1 C. B. Davenport. Heredity in Relation to Eugenics. New York, 1911. P. 102.
The development is gradual, beginning with slight irregular movements of the face and upper extremities which extend slowly over the rest of the body, at the same time becoming more severe; the movements are almost constant, ceasing only during sleep; the patient's speech becomes affected, eventually growing indistinct and unintelligible. There are no disturbances of sensation.

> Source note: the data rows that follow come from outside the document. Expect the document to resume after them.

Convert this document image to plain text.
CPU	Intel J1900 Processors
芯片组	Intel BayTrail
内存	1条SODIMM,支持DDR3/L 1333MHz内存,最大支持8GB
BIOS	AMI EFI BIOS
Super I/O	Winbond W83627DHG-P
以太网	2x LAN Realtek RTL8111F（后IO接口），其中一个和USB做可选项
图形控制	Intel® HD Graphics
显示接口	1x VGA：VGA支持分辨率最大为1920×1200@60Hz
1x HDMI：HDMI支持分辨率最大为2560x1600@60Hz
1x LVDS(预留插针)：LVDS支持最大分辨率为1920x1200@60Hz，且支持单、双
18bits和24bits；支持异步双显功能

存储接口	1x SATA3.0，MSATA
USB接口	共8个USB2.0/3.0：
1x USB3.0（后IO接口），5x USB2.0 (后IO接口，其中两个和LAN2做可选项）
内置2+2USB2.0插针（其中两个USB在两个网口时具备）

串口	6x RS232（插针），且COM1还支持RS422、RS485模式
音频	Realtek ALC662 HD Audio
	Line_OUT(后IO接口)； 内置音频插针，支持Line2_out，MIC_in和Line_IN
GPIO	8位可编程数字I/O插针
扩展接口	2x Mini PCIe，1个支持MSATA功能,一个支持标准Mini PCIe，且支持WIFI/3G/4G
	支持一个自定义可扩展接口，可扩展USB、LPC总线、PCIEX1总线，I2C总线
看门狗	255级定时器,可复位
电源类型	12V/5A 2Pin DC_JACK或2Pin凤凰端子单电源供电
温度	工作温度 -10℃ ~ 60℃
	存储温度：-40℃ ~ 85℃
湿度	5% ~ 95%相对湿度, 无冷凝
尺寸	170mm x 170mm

Mental symptoms appear in almost every case sooner or later; a weakness of judgment and initiative, absent-mindedness, general dissatisfaction with surroundings, a growing selfishness and irritability are among the earliest symptoms observed." 1
The fully developed mental picture is characterized by marked irritability, ideas of persecution, and a slow but progressive deterioration; the latter consists mainly in a "disinclination toward mental exertion, which is so pronounced that the examination becomes very difficult; in the marked cases it interferes even with such simple reactions as stating whether it is summer or winter, and seems to give rise to the fact that the patient does not respond at all, or responds in a perseveratory manner; in the milder cases it shows itself in calculation, in giving time relations, and in giving the substance of a simple story read to them, leading to the excuse that the memory is bad, that they are unable to tell it, etc.; whereas, on the other hand, in the orientation, even in the worst cases, there is remarkably little interference; the memory of actual facts, if sufficiently
1 A. S. Hamilton. A Report of Twenty-seven Cases of Chronic Progressive Chorea. Amer. Journ. of Insanity, Jan., 1908.